Does "Grounded" Soar? | WYPR

Does "Grounded" Soar?

Nov 3, 2014

Megan Anderson as The Pilot.
Credit ClintonBPhotography.

Maryland Morning theater critic J. Wynn Rousuck reviews Grounded, which continues at Everyman Theatre through November 16.

The Rousuck Review 

George Brant’s “Grounded “ is a small-scale play with a one-word title, a one-person cast and large-scale subject matter. And, in its Baltimore premiere at Everyman Theatre, it’s receiving a huge performance by Megan Anderson.

Anderson is on stage, seated with her back to us, when we enter the theater. As soon as she faces us, she fills the stage. Adopting a proud, military stance and dressed in the jumpsuit of a fighter pilot, her unnamed character tells us how it felt the first time she put on the suit.

Anderson has played a wide range of roles at Everyman over the years, including some that are this intense. But she hasn’t had the burden of being the entire play.

In “Grounded,” compellingly directed by Derek Goldman, Anderson shoulders this burden with confidence and grit. She talks in the tough style of “one of the guys,” and she walks with a purposeful stride. She becomes an Air Force major with plenty of notches in her belt for strikes on Iraqi targets. She loves her F-16; she loves the ride; she loves the blue sky – she is one with the blue.

At home on leave, she falls in love with a guy who’s not intimidated by her, a guy who’s turned on by who she is and what she does. Back in Iraq, she discovers she’s pregnant. “It’s the ejection seat,” as she puts it.

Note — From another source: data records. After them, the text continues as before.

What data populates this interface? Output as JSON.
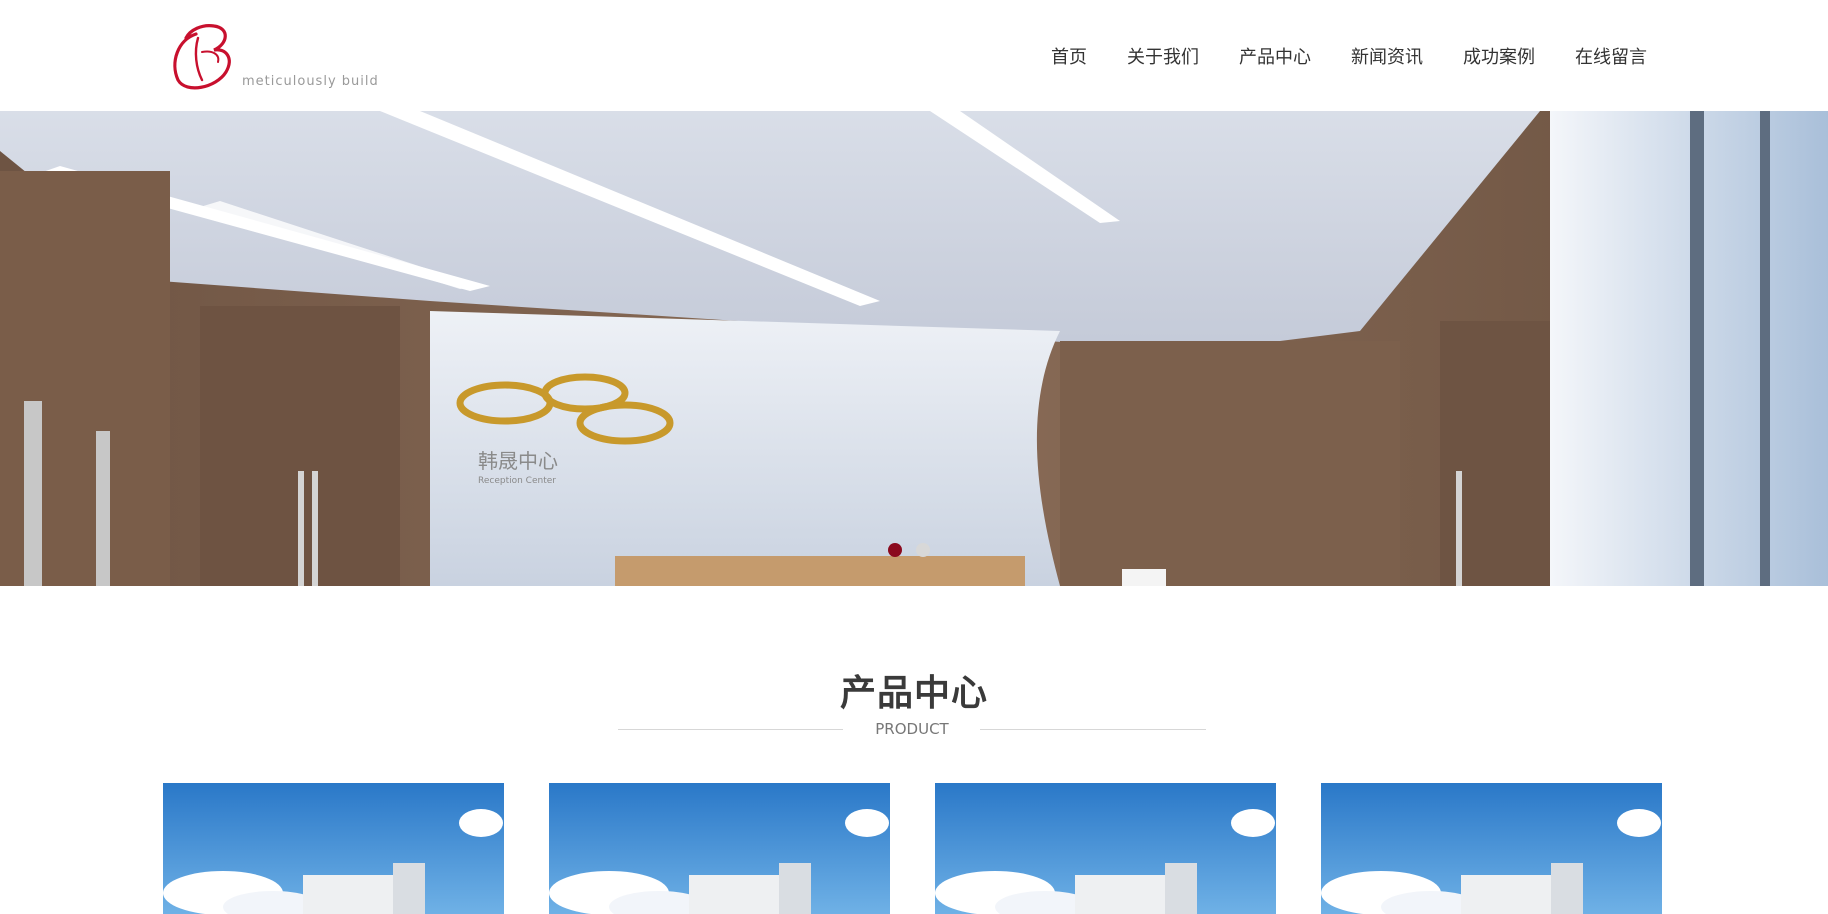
{
  "header": {
    "logo_text": "meticulously build",
    "nav": [
      "首页",
      "关于我们",
      "产品中心",
      "新闻资讯",
      "成功案例",
      "在线留言"
    ]
  },
  "banner": {
    "sign_text": "韩晟中心",
    "sign_sub": "Reception Center",
    "slides_count": 2,
    "active_slide": 1,
    "colors": {
      "dot_active": "#8b0a1e",
      "dot_inactive": "#d8d8d8"
    }
  },
  "section": {
    "title": "产品中心",
    "subtitle": "PRODUCT"
  },
  "products": [
    {
      "image": "building-photo"
    },
    {
      "image": "building-photo"
    },
    {
      "image": "building-photo"
    },
    {
      "image": "building-photo"
    }
  ],
  "colors": {
    "brand_red": "#c8102e"
  }
}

She stays home with her husband and daughter, until the pull of the blue becomes too strong. But air wars have changed while she was away. 

Women in the military have been portrayed on stage, but female drone pilots? Playwright Brant breaks new ground in “Grounded.” Surveillance, the constant eye in sky, killing the enemy long-distance -- with no threat of the pilot’s death. Most of us probably have not given much thought to this type of warfare. Anderson’s character has never taken it seriously.

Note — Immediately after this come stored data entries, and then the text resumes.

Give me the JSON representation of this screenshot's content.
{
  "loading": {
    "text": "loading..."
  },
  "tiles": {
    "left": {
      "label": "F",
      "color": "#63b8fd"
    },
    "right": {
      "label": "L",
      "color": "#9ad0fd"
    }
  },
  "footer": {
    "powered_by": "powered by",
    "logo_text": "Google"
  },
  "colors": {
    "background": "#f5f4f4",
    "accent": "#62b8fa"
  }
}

Set designer Luciana Stecconi, lighting designer Harold R. Burgess, II, and projection designer Jared Mezzocchi situate the play inside the Nevada trailer where Anderson’s pilot stares at screens twelve hours a day. Screens fill the back wall of the set. Early on, we see the mountains of the pilot’s Wyoming home; we see clouds drifting in her beloved sky, we even see her fetal daughter’s ultrasound.

But after she’s reassigned to Nevada, the screens go gray, usually with fuzzy lines. These screens may be hypnotic, but they take their toll on her -- with a jolt.

The word, “grounded” can mean being focused and centered; it can mean a form of punishment; and in the military, “ground forces” can mean boots on the ground.

All of these meanings work their way into George Brant’s play. Combined with Anderson’s unrelenting portrayal and Goldman’s forthright direction at Everyman Theatre, it’s an engrossing look at the ethics of modern warfare, surveillance, survival and one woman’s irresolvable conflict between nurturing and destroying life.